Radiation Safety Aspects of Brachytherapy for Prostate Cancer using Permanently Implanted Sources
ICRP Publication 98Ann. ICRP 35 (3), 2005
Abstract - The use of permanent radioactive implants (I-125 or Pd-103 seeds) to treat selected localised prostate cancer patients has been increasing rapidly all over the world for the last 15 years. It is estimated that more than 50,000 patients are treated this way every year in the world, and this number is anticipated to increase in the near future.
Although no accidents or adverse effects involving medical staff and/or members of the patient's family have been reported to date, this brachytherapy technique raises a number of radiation safety issues that need specific recommendations from the ICRP.
All data concerning the dose received by people approaching patients after implantation have been reviewed. Those doses have been either been measured directly or calculated. The available data show that, in the vast majority of cases, the dose to comforters and carers remains well below the recommended limit of 1 mSv/year. Only the (rare) case where the patient's partner is pregnant at the time of implantation may need specific precautions.
Expulsion of sources through urine, semen, or the gastro-intestinal tract is rare. Specific recommendations should be given to patients to allow them to deal adequately with this event. Of note, due to the low activity of an isolated seed and its low photon energy, no incident/accident linked to seed loss has ever been recorded.

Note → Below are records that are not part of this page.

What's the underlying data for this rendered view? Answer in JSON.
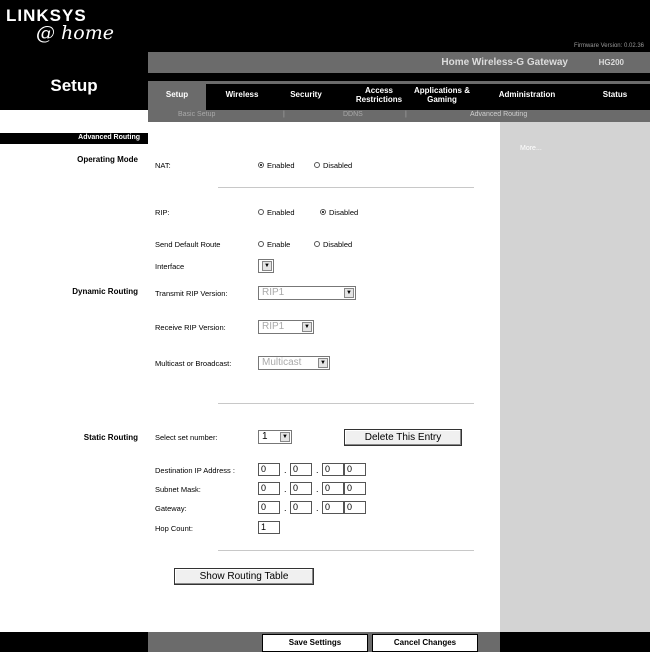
{
  "brand": {
    "line1": "LINKSYS",
    "line2": "@ home"
  },
  "firmware": "Firmware Version: 0.02.36",
  "product_name": "Home Wireless-G Gateway",
  "model": "HG200",
  "section_title": "Setup",
  "tabs": [
    {
      "label": "Setup"
    },
    {
      "label": "Wireless"
    },
    {
      "label": "Security"
    },
    {
      "label": "Access Restrictions"
    },
    {
      "label": "Applications & Gaming"
    },
    {
      "label": "Administration"
    },
    {
      "label": "Status"
    }
  ],
  "subnav": {
    "items": [
      "Basic Setup",
      "DDNS",
      "Advanced Routing"
    ],
    "separator": "|"
  },
  "sidebar": {
    "heading": "Advanced Routing",
    "operating_mode": "Operating Mode",
    "dynamic_routing": "Dynamic Routing",
    "static_routing": "Static Routing"
  },
  "right_panel": {
    "more_link": "More..."
  },
  "nat": {
    "label": "NAT:",
    "enabled": "Enabled",
    "disabled": "Disabled",
    "selected": "Enabled"
  },
  "rip": {
    "label": "RIP:",
    "enabled": "Enabled",
    "disabled": "Disabled",
    "selected": "Disabled"
  },
  "send_default_route": {
    "label": "Send Default Route",
    "enable": "Enable",
    "disabled": "Disabled"
  },
  "interface": {
    "label": "Interface",
    "value": ""
  },
  "transmit_rip": {
    "label": "Transmit RIP Version:",
    "value": "RIP1"
  },
  "receive_rip": {
    "label": "Receive RIP Version:",
    "value": "RIP1"
  },
  "multicast": {
    "label": "Multicast or Broadcast:",
    "value": "Multicast"
  },
  "static": {
    "select_set_label": "Select set number:",
    "set_number": "1",
    "delete_button": "Delete This Entry",
    "dest_ip_label": "Destination IP Address :",
    "dest_ip": [
      "0",
      "0",
      "0",
      "0"
    ],
    "subnet_label": "Subnet Mask:",
    "subnet": [
      "0",
      "0",
      "0",
      "0"
    ],
    "gateway_label": "Gateway:",
    "gateway": [
      "0",
      "0",
      "0",
      "0"
    ],
    "hop_label": "Hop Count:",
    "hop": "1",
    "show_table_button": "Show Routing Table"
  },
  "footer": {
    "save": "Save Settings",
    "cancel": "Cancel Changes"
  }
}
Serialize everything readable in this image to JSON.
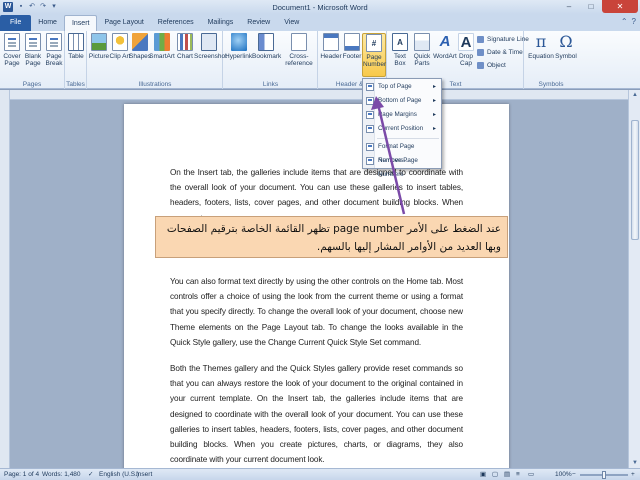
{
  "window": {
    "title": "Document1 - Microsoft Word",
    "app_icon": "W",
    "qat": [
      "save-icon",
      "undo-icon",
      "redo-icon",
      "customize-icon"
    ],
    "controls": [
      "–",
      "□",
      "✕"
    ]
  },
  "tabs": {
    "file": "File",
    "home": "Home",
    "insert": "Insert",
    "page_layout": "Page Layout",
    "references": "References",
    "mailings": "Mailings",
    "review": "Review",
    "view": "View"
  },
  "ribbon": {
    "pages": {
      "label": "Pages",
      "cover": "Cover Page",
      "blank": "Blank Page",
      "break": "Page Break"
    },
    "tables": {
      "label": "Tables",
      "table": "Table"
    },
    "illustrations": {
      "label": "Illustrations",
      "picture": "Picture",
      "clip_art": "Clip Art",
      "shapes": "Shapes",
      "smartart": "SmartArt",
      "chart": "Chart",
      "screenshot": "Screenshot"
    },
    "links": {
      "label": "Links",
      "hyperlink": "Hyperlink",
      "bookmark": "Bookmark",
      "cross_reference": "Cross-reference"
    },
    "header_footer": {
      "label": "Header & F",
      "header": "Header",
      "footer": "Footer",
      "page_number": "Page Number"
    },
    "text": {
      "label": "Text",
      "text_box": "Text Box",
      "quick_parts": "Quick Parts",
      "wordart": "WordArt",
      "drop_cap": "Drop Cap",
      "signature_line": "Signature Line",
      "date_time": "Date & Time",
      "object": "Object"
    },
    "symbols": {
      "label": "Symbols",
      "equation": "Equation",
      "symbol": "Symbol"
    }
  },
  "dropdown": {
    "items": [
      "Top of Page",
      "Bottom of Page",
      "Page Margins",
      "Current Position",
      "Format Page Numbers...",
      "Remove Page Numbers"
    ]
  },
  "document": {
    "paragraphs": [
      "On the Insert tab, the galleries include items that are designed to coordinate with the overall look of your document. You can use these galleries to insert tables, headers, footers, lists, cover pages, and other document building blocks. When you create",
      "You can also format text directly by using the other controls on the Home tab. Most controls offer a choice of using the look from the current theme or using a format that you specify directly. To change the overall look of your document, choose new Theme elements on the Page Layout tab. To change the looks available in the Quick Style gallery, use the Change Current Quick Style Set command.",
      "Both the Themes gallery and the Quick Styles gallery provide reset commands so that you can always restore the look of your document to the original contained in your current template. On the Insert tab, the galleries include items that are designed to coordinate with the overall look of your document. You can use these galleries to insert tables, headers, footers, lists, cover pages, and other document building blocks. When you create pictures, charts, or diagrams, they also coordinate with your current document look."
    ]
  },
  "callout": {
    "text": "عند الضغط على الأمر page number تظهر القائمة الخاصة بترقيم الصفحات وبها العديد من الأوامر المشار إليها بالسهم."
  },
  "status": {
    "page": "Page: 1 of 4",
    "words": "Words: 1,480",
    "language": "English (U.S.)",
    "mode": "Insert",
    "zoom": "100%",
    "zoom_minus": "−",
    "zoom_plus": "+"
  },
  "colors": {
    "file_tab": "#2a5ea5",
    "callout_bg": "#fad7b2",
    "arrow": "#7b4aa8",
    "selected": "#f8c94b"
  }
}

When performed in the first few months after implantation, cremation of bodies (frequent in some countries) raises several issues related to: (1) the activity that remains in the patient's ashes; and (2) the airborne dose, potentially inhaled by crematorium staff or members of the public. Review of available data shows that cremation can be allowed if 12 months have elapsed since implantation with I-125 (3 months for Pd-103). If the patient dies before this delay has elapsed, specific measures must be undertaken.
Specific recommendations have to be given to the patient to warn his surgeon in case of subsequent pelvic or abdominal surgery. A 'wallet card' with all relevant information about the implant is useful.
In most cases, brachytherapy does make the patient infertile. However, although the therapy-related modifications of the semen reduce fertility, patients must be aware of the possibility of fathering children after such a permanent implantation, with a limited risk of genetic effects for the child.
Patients with permanent implants must be aware of the possibility of triggering certain types of security radiation monitors. The 'wallet card' including the main information about the implant (see above) may prove to be helpful in such a case.
Considering the available experience after brachytherapy and external irradiation of prostate cancer, the risk of radio-induced secondary tumours appears to be extremely low. The demonstrated benefit of brachytherapy clearly outweighs, by far, the very limited (mainly theoretical) increase in the radiation-induced cancer risk.